Фёдор Слепов. Священник Гапон. (Из воспоминаний бывшего «зубатовца». 1903 г.)

чт, 12/06/2012 - 11:08 -- Вячеслав Румянцев

XVIII.

Летом 1903 г. в нашем Совете ссоры между членами начали учащаться. Дела пошли плохо. Рабочие стали относиться к нам недоверчиво, называли в глаза «зубатовцами» и «сыщиками», что меня чрезвычайно коробило. В июне или июле (точно не помню) я ездил в Петербург, познакомился там с священником Г. А. Гапоном, который вместе с Соколовым руководил рабочими. В сущности, руководил Гапон, а Соколов был лишь куклой в его руках.

Вот как я познакомился с этим человеком, получившим в последнее время такую позорную известность. Соколов предложил мне сходить к нему на квартиру. Приходим. Его дома не было. Прислуга сказала, что батюшка скоро придет. Соколов, видимо, был с ним в близких отношениях, судя по тому, как он себя держал в его квартире.

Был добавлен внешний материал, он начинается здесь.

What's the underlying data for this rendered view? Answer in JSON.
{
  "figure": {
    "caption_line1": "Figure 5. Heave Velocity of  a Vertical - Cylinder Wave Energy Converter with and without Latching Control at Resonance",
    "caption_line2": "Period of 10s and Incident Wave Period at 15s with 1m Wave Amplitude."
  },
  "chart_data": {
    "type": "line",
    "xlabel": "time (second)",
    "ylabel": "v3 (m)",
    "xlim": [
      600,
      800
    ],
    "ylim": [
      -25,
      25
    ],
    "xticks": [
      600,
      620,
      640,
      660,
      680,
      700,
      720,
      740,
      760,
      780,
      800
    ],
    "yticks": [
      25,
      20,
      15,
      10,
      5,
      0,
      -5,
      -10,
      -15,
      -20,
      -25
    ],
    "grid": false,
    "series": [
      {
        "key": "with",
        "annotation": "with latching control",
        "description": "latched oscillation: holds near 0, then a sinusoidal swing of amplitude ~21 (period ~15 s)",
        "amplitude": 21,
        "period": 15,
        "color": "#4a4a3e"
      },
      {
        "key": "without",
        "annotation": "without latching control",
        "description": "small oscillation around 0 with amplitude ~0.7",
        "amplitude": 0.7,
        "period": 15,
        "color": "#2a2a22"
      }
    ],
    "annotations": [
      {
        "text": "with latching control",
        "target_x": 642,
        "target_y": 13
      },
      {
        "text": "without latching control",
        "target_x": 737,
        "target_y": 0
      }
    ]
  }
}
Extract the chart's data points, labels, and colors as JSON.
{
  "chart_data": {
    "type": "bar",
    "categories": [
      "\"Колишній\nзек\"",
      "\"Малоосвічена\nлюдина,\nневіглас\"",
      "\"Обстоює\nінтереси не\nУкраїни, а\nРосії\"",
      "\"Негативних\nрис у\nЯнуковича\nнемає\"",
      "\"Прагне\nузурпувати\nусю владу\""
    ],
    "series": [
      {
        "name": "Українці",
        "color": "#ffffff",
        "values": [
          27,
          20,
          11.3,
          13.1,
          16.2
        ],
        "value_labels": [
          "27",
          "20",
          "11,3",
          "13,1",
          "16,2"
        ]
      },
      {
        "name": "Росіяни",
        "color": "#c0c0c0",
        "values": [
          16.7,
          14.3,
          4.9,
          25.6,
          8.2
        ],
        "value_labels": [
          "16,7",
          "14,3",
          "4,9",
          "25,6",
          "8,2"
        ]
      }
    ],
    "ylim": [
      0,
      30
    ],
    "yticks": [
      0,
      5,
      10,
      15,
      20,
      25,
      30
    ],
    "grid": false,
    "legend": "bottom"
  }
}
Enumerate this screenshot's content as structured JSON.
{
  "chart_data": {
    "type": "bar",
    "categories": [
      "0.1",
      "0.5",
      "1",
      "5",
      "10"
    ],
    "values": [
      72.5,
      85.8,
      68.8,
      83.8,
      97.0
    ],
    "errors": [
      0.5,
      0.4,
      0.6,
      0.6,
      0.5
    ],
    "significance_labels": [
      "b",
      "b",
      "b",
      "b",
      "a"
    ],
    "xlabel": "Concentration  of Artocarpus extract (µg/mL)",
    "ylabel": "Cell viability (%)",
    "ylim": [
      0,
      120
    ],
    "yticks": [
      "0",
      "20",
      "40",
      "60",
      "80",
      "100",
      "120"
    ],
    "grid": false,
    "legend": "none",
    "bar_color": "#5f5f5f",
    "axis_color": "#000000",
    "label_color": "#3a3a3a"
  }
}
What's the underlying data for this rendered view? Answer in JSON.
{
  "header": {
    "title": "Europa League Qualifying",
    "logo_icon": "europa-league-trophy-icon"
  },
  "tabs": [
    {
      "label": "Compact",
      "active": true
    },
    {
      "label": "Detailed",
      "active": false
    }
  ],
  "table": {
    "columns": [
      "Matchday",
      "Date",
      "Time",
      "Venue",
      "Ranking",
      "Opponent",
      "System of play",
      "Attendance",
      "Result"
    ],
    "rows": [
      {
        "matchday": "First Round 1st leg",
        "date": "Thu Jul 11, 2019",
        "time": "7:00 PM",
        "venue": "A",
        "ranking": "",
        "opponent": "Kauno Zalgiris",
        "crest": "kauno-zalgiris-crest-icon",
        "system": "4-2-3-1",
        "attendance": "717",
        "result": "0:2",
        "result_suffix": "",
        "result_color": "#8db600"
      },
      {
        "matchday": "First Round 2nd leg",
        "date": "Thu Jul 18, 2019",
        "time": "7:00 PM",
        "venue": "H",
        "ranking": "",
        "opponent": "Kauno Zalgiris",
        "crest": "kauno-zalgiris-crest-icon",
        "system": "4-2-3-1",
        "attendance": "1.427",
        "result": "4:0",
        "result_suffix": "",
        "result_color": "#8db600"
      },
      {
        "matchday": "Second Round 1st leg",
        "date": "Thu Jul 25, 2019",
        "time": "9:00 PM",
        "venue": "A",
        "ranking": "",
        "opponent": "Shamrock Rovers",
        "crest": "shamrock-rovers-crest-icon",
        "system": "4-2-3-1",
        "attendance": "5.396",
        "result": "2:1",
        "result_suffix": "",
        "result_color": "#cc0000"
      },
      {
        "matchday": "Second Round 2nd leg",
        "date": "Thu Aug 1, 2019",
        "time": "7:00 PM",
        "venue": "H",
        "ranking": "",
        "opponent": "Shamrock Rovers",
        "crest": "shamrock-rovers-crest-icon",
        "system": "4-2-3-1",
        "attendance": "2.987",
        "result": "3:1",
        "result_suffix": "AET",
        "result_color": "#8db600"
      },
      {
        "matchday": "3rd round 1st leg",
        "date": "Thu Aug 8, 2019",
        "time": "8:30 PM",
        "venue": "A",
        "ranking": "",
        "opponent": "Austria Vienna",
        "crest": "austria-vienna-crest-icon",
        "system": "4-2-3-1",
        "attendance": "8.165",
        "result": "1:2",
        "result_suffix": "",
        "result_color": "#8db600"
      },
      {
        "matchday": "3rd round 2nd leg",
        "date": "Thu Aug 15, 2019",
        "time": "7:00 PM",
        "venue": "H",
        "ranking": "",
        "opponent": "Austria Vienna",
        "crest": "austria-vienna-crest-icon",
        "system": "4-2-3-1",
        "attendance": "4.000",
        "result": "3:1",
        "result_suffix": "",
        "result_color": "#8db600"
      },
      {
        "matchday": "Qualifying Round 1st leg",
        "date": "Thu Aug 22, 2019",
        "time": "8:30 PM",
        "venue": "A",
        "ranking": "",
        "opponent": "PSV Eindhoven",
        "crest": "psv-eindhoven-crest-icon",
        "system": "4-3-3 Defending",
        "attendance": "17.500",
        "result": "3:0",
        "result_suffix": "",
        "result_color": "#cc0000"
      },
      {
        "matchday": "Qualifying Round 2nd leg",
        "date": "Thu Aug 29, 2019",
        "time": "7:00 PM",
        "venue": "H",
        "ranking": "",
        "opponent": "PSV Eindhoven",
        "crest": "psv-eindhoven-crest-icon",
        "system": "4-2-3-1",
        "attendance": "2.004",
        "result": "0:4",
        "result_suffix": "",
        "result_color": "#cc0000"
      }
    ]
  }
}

Из разговоров с Соколовым я узнал, что о. Гапон — человек очень умный, знаком отлично с движением рабочих на Западе, был в революционной партии, за что находился даже под следствием, но Зубатов освободил его и предложил заняться организацией рабочих (точь-в-точь, как и Афанасьева). Тут же я узнал, что Гапон получал через Зубатова содержание от Департамента Полиции.

Через несколько минут пришел отец Георгий, которому Соколов и представил меня.

— Очень, очень рад познакомиться с вами, г. Слепов, — с улыбкой проговорил Гапон, сильно пожимая мою руку. — Я много слышал о вас хорошего и давно ждал случая поговорить с вами о делах организации рабочих. Однако подождите немного, я сейчас распоряжусь приготовить закусить.

И хотя я просил его не беспокоиться, однако о. Гапон начал хлопотать о закуске.

Священник Гапон был человек еще молодой, лет 35 приблизительно, с черной-черной бородой и такими же короткими волосами, чрезвычайно подвижной, обладающий замечательным красноречием: с первого раза он внушал к себе доверие и симпатию.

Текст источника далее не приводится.